Pearce found his boots, shoved his feet into them, and stared intently at him while strapping his standard-issue hand laser to his hip. This was Arkadas’ house, here on the edge of town, not too far from the promontory where the
Drake
encampment was. Arkadas had been Pearce’s host, and had become his friend, teaching him the tongue and folkways of the local Cygni. It was Arkadas who had explained, at length, the ongoing feuds between the intellectual, military, and religious castes that made Cygni politics unstable and volatile. I can trust him, Pearce thought.
It was then that Pearce heard the first screams.
He was on his feet, heading for the main room of the house and the front door there, when Arkadas grabbed his arm, shaking his head again, furiously. No, he mouthed, and moved instead to the rear of the room, where there was a door leading into the back alley. Pearce followed, hearing again the sound of screaming, only it was different now, no longer human. It was the sound of the
karabin
, the strange Cygni weapon Pearce had seen at a staged demonstration weeks before. There was no crack like the ancient guns of Earth, nor the smooth whine of the pulse rifles the Royal Machrines used. Instead, there was a hiss followed by a terrifying sound, like the cry of a bird of prey, as the firearm expelled not a projectile but a column of rushing air that struck with murderous force. The technology involved was simple, barely industrial, and deadly.
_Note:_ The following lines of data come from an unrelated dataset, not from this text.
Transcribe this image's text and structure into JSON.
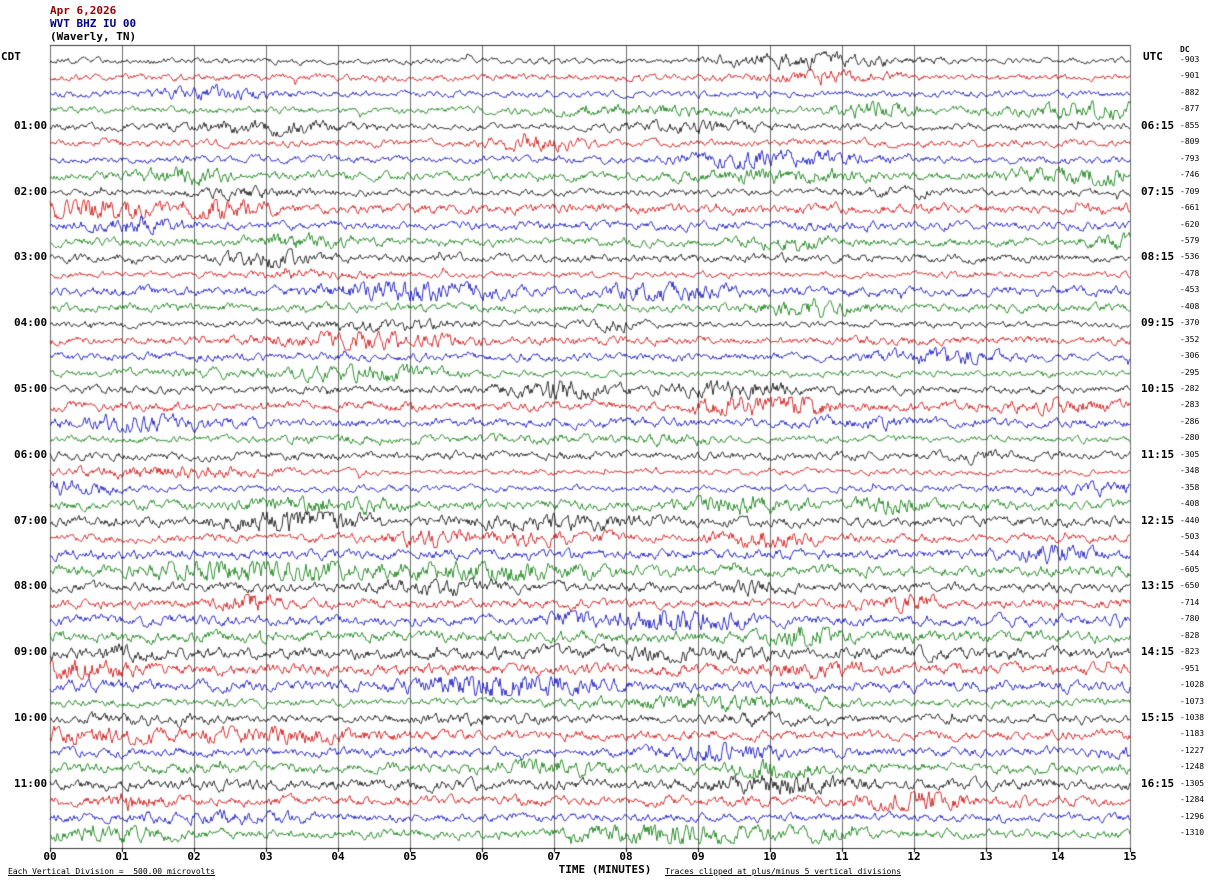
{
  "header": {
    "date": "Apr 6,2026",
    "station": "WVT BHZ IU 00",
    "location": "(Waverly, TN)",
    "left_timezone": "CDT",
    "right_timezone": "UTC",
    "dc_column_label": "DC"
  },
  "footer": {
    "scale_note": "Each Vertical Division =  500.00 microvolts",
    "xlabel": "TIME (MINUTES)",
    "clip_note": "Traces clipped at plus/minus 5 vertical divisions"
  },
  "palette": {
    "date_color": "#990000",
    "station_color": "#000088",
    "location_color": "#000000",
    "grid_color": "#6e6e6e",
    "axis_color": "#333333",
    "trace_colors": [
      "#000000",
      "#cc0000",
      "#0000bb",
      "#007700"
    ]
  },
  "chart_data": {
    "type": "line",
    "subtype": "seismogram-helicorder",
    "title": "WVT BHZ IU 00 (Waverly, TN) Apr 6,2026",
    "xlabel": "TIME (MINUTES)",
    "x_ticks": [
      "00",
      "01",
      "02",
      "03",
      "04",
      "05",
      "06",
      "07",
      "08",
      "09",
      "10",
      "11",
      "12",
      "13",
      "14",
      "15"
    ],
    "x_range_minutes": [
      0,
      15
    ],
    "minutes_per_line": 15,
    "traces_per_hour": 4,
    "division_microvolts": 500.0,
    "clip_divisions": 5,
    "trace_color_cycle": [
      "black",
      "red",
      "blue",
      "green"
    ],
    "rows": [
      {
        "left": "",
        "right": "",
        "dc": "-903"
      },
      {
        "left": "",
        "right": "",
        "dc": "-901"
      },
      {
        "left": "",
        "right": "",
        "dc": "-882"
      },
      {
        "left": "",
        "right": "",
        "dc": "-877"
      },
      {
        "left": "01:00",
        "right": "06:15",
        "dc": "-855"
      },
      {
        "left": "",
        "right": "",
        "dc": "-809"
      },
      {
        "left": "",
        "right": "",
        "dc": "-793"
      },
      {
        "left": "",
        "right": "",
        "dc": "-746"
      },
      {
        "left": "02:00",
        "right": "07:15",
        "dc": "-709"
      },
      {
        "left": "",
        "right": "",
        "dc": "-661"
      },
      {
        "left": "",
        "right": "",
        "dc": "-620"
      },
      {
        "left": "",
        "right": "",
        "dc": "-579"
      },
      {
        "left": "03:00",
        "right": "08:15",
        "dc": "-536"
      },
      {
        "left": "",
        "right": "",
        "dc": "-478"
      },
      {
        "left": "",
        "right": "",
        "dc": "-453"
      },
      {
        "left": "",
        "right": "",
        "dc": "-408"
      },
      {
        "left": "04:00",
        "right": "09:15",
        "dc": "-370"
      },
      {
        "left": "",
        "right": "",
        "dc": "-352"
      },
      {
        "left": "",
        "right": "",
        "dc": "-306"
      },
      {
        "left": "",
        "right": "",
        "dc": "-295"
      },
      {
        "left": "05:00",
        "right": "10:15",
        "dc": "-282"
      },
      {
        "left": "",
        "right": "",
        "dc": "-283"
      },
      {
        "left": "",
        "right": "",
        "dc": "-286"
      },
      {
        "left": "",
        "right": "",
        "dc": "-280"
      },
      {
        "left": "06:00",
        "right": "11:15",
        "dc": "-305"
      },
      {
        "left": "",
        "right": "",
        "dc": "-348"
      },
      {
        "left": "",
        "right": "",
        "dc": "-358"
      },
      {
        "left": "",
        "right": "",
        "dc": "-408"
      },
      {
        "left": "07:00",
        "right": "12:15",
        "dc": "-440"
      },
      {
        "left": "",
        "right": "",
        "dc": "-503"
      },
      {
        "left": "",
        "right": "",
        "dc": "-544"
      },
      {
        "left": "",
        "right": "",
        "dc": "-605"
      },
      {
        "left": "08:00",
        "right": "13:15",
        "dc": "-650"
      },
      {
        "left": "",
        "right": "",
        "dc": "-714"
      },
      {
        "left": "",
        "right": "",
        "dc": "-780"
      },
      {
        "left": "",
        "right": "",
        "dc": "-828"
      },
      {
        "left": "09:00",
        "right": "14:15",
        "dc": "-823"
      },
      {
        "left": "",
        "right": "",
        "dc": "-951"
      },
      {
        "left": "",
        "right": "",
        "dc": "-1028"
      },
      {
        "left": "",
        "right": "",
        "dc": "-1073"
      },
      {
        "left": "10:00",
        "right": "15:15",
        "dc": "-1038"
      },
      {
        "left": "",
        "right": "",
        "dc": "-1183"
      },
      {
        "left": "",
        "right": "",
        "dc": "-1227"
      },
      {
        "left": "",
        "right": "",
        "dc": "-1248"
      },
      {
        "left": "11:00",
        "right": "16:15",
        "dc": "-1305"
      },
      {
        "left": "",
        "right": "",
        "dc": "-1284"
      },
      {
        "left": "",
        "right": "",
        "dc": "-1296"
      },
      {
        "left": "",
        "right": "",
        "dc": "-1310"
      }
    ]
  }
}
Pearce hurried along the alley with Arkadas until they reached a small plaza that looked out and up at the
Drake
’s base. Point Friendship, they had called it, and the name had been fitting for the month that the explorers from the United Kingdom of Earth had been ashore. Captain Baker had conducted yet another successful first contact, establishing the beginnings of a relationship, with a world rich in natural resources that had long since become scare on Earth. Wood, water, foodstuffs, minerals; Cygnus appeared abundant in all of these, and a prime prospect for a long-lasting and mutually beneficial trade partnership.
Now, less than a kilometer from the
Drake
’s shuttle, Pearce saw open conflict. The telltale white arcs of pulse fire lit the gray stillness of the predawn sky, and from the sounds that carried with eerie clarity, found their marks. Much nearer, the sound of booted feet striking the flat-stoned streets approached, and Pearce flattened himself against the wall of Arakadas’ house, pinning the Cygni scholar behind him in the shadows. A column of blue-jacketed Cygni soldiers ran past the mouth of the alley, curved wood-and-iron
karabins
on their shoulders. Pearce held his breath, counting at least twenty of them before they were gone, headed toward whatever was happening at Point Friendship. Seizing his friend by the collar, Pearce leaned in so that his mouth was scant centimeters from his ear, and hissed his question.
“What the hell is happening?”
“The clergy,” whispered Arkadas, and Pearce could see the tears that were spilling from his eyes, eyes that were the crystalline blue of so many Cygni males. “Since you arrived, their leadership has been claiming that you are only here to plunder us, that you are conquerors from the stars, and we must repel you now if we are to survive.” Pearce did not even bother to argue the inherent foolishness of the assertion. He and Arkadas had spoken too many times of the clergy’s distrust of Captain Baker. Only the military’s coalition with the intellectuals had secured the government’s welcoming attitude toward the Earthers.
“Have they seized control?” Pearce asked, urgently, and Arkadas nodded.